Room Treatment? How important is it to treat the wall behind/between the speakers?


Hi all,

I've treated first reflections on the side walls and some bass absorption with 2 GIK Sound Blocks on the side walls next to each speaker - which seemed to work better than directly behind them.

The picture behind the speakers is painted canvas (reflective) but stuffed with some leftover Rockwool - which I understand is probably not doing much.

So my question is, should the painting be replaced with something that is effective next and if so, what should I use?

Pics in my virtual system.

Thank you.

macg19

Thanks @kevinzoe I'm looking forward to getting some help with the REW stuff but in the meantime thankyou very much for all the suggestions and support.

2 other take away’s

1. There is significantly more agreement on this thread/subject of acoustics vs the many, many power cable threads (I am NOT a cable denier which should be evident from my virtual system, cables matter)

2. Anyone thinking about improving sound quality in an untreated room by swapping cables (or other tweaks) should pause and look hard at acoustics first  

@macg19  You're welcome. Just so you know I prefer OmniMic to REW but folks can send me REW data in a text file format to analyze.

Macg19, as you decide what treatments to place on your sidewalls (and front wall 1st order reflections), Energy Time Curve data for the first 10ms will help guide you towards symmetry both cross-channel (Left vs Right) and cross-octave (across several octaves but within the same channel) for tonal balance and imaging aspects.  
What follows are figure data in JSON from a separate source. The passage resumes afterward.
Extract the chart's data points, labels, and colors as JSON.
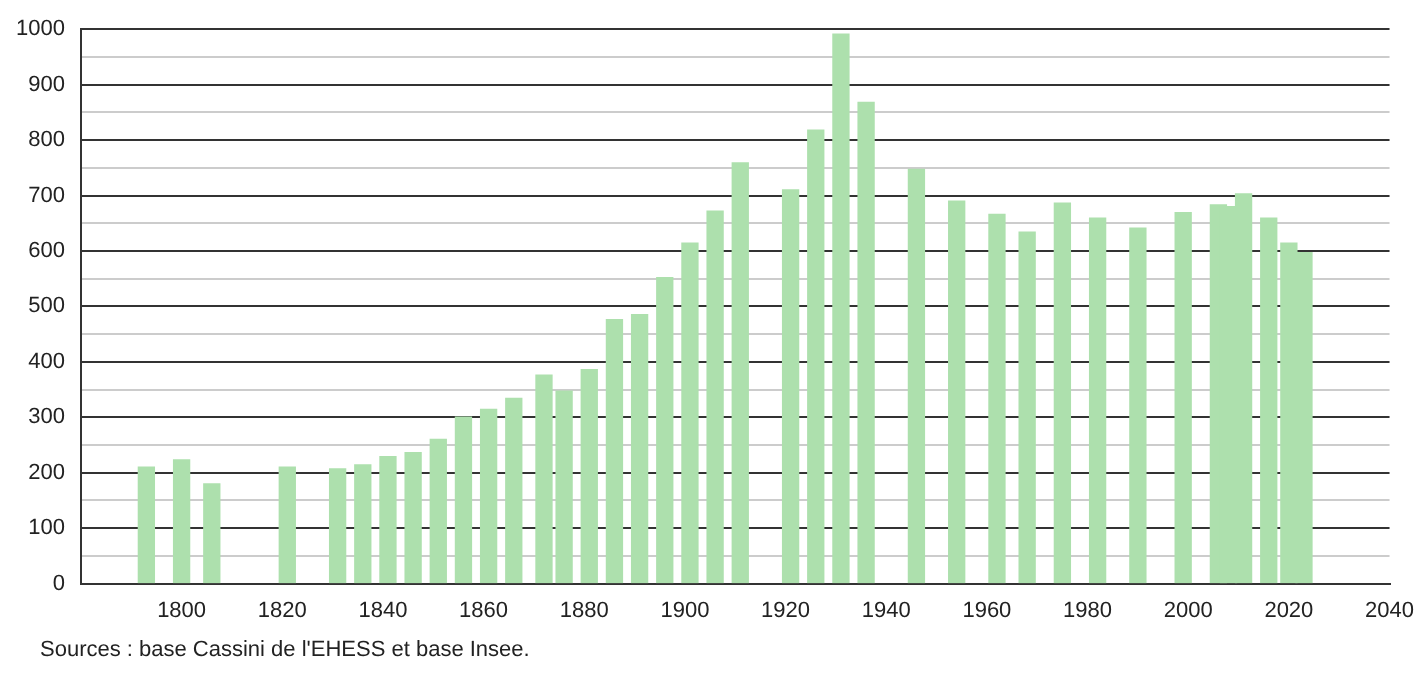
{
  "chart_data": {
    "type": "bar",
    "x": [
      1793,
      1800,
      1806,
      1821,
      1831,
      1836,
      1841,
      1846,
      1851,
      1856,
      1861,
      1866,
      1872,
      1876,
      1881,
      1886,
      1891,
      1896,
      1901,
      1906,
      1911,
      1921,
      1926,
      1931,
      1936,
      1946,
      1954,
      1962,
      1968,
      1975,
      1982,
      1990,
      1999,
      2006,
      2008,
      2011,
      2016,
      2020,
      2023
    ],
    "values": [
      210,
      223,
      180,
      210,
      207,
      214,
      229,
      236,
      260,
      300,
      314,
      334,
      376,
      347,
      386,
      476,
      485,
      552,
      614,
      672,
      759,
      710,
      818,
      991,
      868,
      747,
      690,
      666,
      634,
      686,
      659,
      641,
      669,
      683,
      680,
      703,
      659,
      614,
      597
    ],
    "color": "#ade0ad",
    "xlim": [
      1780,
      2040
    ],
    "xticks": [
      1800,
      1820,
      1840,
      1860,
      1880,
      1900,
      1920,
      1940,
      1960,
      1980,
      2000,
      2020,
      2040
    ],
    "ylim": [
      0,
      1000
    ],
    "yticks": [
      0,
      {
        "value": 50,
        "label": null
      },
      100,
      {
        "value": 150,
        "label": null
      },
      200,
      {
        "value": 250,
        "label": null
      },
      300,
      {
        "value": 350,
        "label": null
      },
      400,
      {
        "value": 450,
        "label": null
      },
      500,
      {
        "value": 550,
        "label": null
      },
      600,
      {
        "value": 650,
        "label": null
      },
      700,
      {
        "value": 750,
        "label": null
      },
      800,
      {
        "value": 850,
        "label": null
      },
      900,
      {
        "value": 950,
        "label": null
      },
      1000
    ],
    "grid": "y",
    "annotations": [
      "Sources : base Cassini de l'EHESS et base Insee."
    ]
  }
}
Here is a post I wrote somewhere else about "Before" vs "After" sidewall treatments that goes into a lot of depth and analysis - maybe too much for most - but shows the level of detail that can be used to guide the process. Beside the original post, I added two more comments (further down page 1 and on page 2) as there was too much to include in the original post.
https://www.canuckaudiomart.com/forum/viewtopic.php?f=4&t=69938

 

I'd put a panel on the two side walls in the upper corners, where you have two untreated parallel panes that are bigger than 2x2 feet. A lot of reflected ping pong is going on there from the way it looks (especially in the 1k -2k range based on room size). Since the speakers are near those corners, any omni energy from the boxes is going to hit those upper corners first.

Even a 1.5 x 1.5 panel on each side would help. If the room look is an issue make them the color of the walls so they blend in.

Anything to keep them from being flat would be better than nothing. It's not so much about 'reflection' in this case as room resonance between those two open areas.

Every speaker is different. Needs a different setup, needs different room treatments, to get the best out of it. Refer to manufacturers recommendations and go from there. Easy.